Constraining anti-baryonic dark matter through correlated nucleon decay signatures

TL;DR

This paper explores how anti-baryonic dark matter could cause baryon number violation, leading to nucleon decay signatures, and uses experimental bounds to constrain dark matter properties.

Contribution

It introduces a model linking dark matter-induced baryon violation with nucleon decay signatures and derives constraints from experimental decay bounds.

Findings

Nucleon decay processes depend on dark matter density.

Di-nucleon decay processes are independent of dark matter density.

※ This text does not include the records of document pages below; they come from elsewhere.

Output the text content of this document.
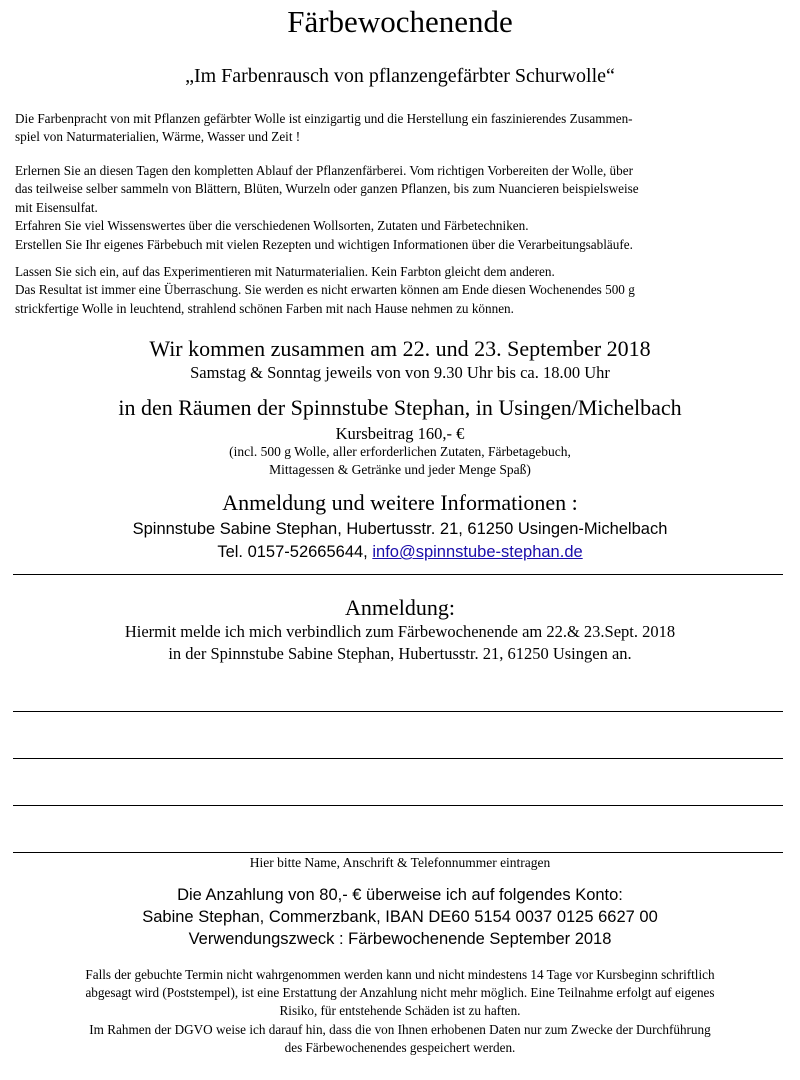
Färbewochenende
„Im Farbenrausch von pflanzengefärbter Schurwolle“
Die Farbenpracht von mit Pflanzen gefärbter Wolle ist einzigartig und die Herstellung ein faszinierendes Zusammen-
spiel von Naturmaterialien, Wärme, Wasser und Zeit !
Erlernen Sie an diesen Tagen den kompletten Ablauf der Pflanzenfärberei. Vom richtigen Vorbereiten der Wolle, über
das teilweise selber sammeln von Blättern, Blüten, Wurzeln oder ganzen Pflanzen, bis zum Nuancieren beispielsweise
mit Eisensulfat.
Erfahren Sie viel Wissenswertes über die verschiedenen Wollsorten, Zutaten und Färbetechniken.
Erstellen Sie Ihr eigenes Färbebuch mit vielen Rezepten und wichtigen Informationen über die Verarbeitungsabläufe.
Lassen Sie sich ein, auf das Experimentieren mit Naturmaterialien. Kein Farbton gleicht dem anderen.
Das Resultat ist immer eine Überraschung. Sie werden es nicht erwarten können am Ende diesen Wochenendes 500 g
strickfertige Wolle in leuchtend, strahlend schönen Farben mit nach Hause nehmen zu können.
Wir kommen zusammen am 22. und 23. September 2018
Samstag & Sonntag jeweils von von 9.30 Uhr bis ca. 18.00 Uhr
in den Räumen der Spinnstube Stephan, in Usingen/Michelbach
Kursbeitrag 160,- €
(incl. 500 g Wolle, aller erforderlichen Zutaten, Färbetagebuch,
Mittagessen & Getränke und jeder Menge Spaß)
Anmeldung und weitere Informationen :
Spinnstube Sabine Stephan, Hubertusstr. 21, 61250 Usingen-Michelbach
Tel. 0157-52665644, info@spinnstube-stephan.de
Anmeldung:
Hiermit melde ich mich verbindlich zum Färbewochenende am 22.& 23.Sept. 2018
in der Spinnstube Sabine Stephan, Hubertusstr. 21, 61250 Usingen an.
Hier bitte Name, Anschrift & Telefonnummer eintragen
Die Anzahlung von 80,- € überweise ich auf folgendes Konto:
Sabine Stephan, Commerzbank, IBAN DE60 5154 0037 0125 6627 00
Verwendungszweck : Färbewochenende September 2018
Falls der gebuchte Termin nicht wahrgenommen werden kann und nicht mindestens 14 Tage vor Kursbeginn schriftlich
abgesagt wird (Poststempel), ist eine Erstattung der Anzahlung nicht mehr möglich. Eine Teilnahme erfolgt auf eigenes
Risiko, für entstehende Schäden ist zu haften.
Im Rahmen der DGVO weise ich darauf hin, dass die von Ihnen erhobenen Daten nur zum Zwecke der Durchführung
des Färbewochenendes gespeichert werden.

Experimental bounds constrain dark matter mass and local density.

Abstract

Baryon number violation in the visible sector induced by anti-baryonic dark matter provides a viable mechanism for low-scale baryogenesis. Two of the most sensitive probes of this scenario are neutron decay processes such as $n \to \bar{\nu} + \text{invisible}$ and $n \to \pi^0 + \text{invisible}$. In this work, we discuss the possible spontaneous breaking of baryon symmetry in the dark sector and the generation of di-nucleon decay processes such as $nn \to \bar{\nu}\bar{\nu}$ and $nn \to \pi^0\pi^0$ at one-loop, arising from the operators responsible for induced nucleon decays. While the induced nucleon decay rates in this model depend on the dark matter density, di-nucleon decay processes do not, providing a complementary probe of the new physics. We thus use nucleon and di-nucleon decay bounds to constrain the local density and mass of the anti-baryonic dark matter.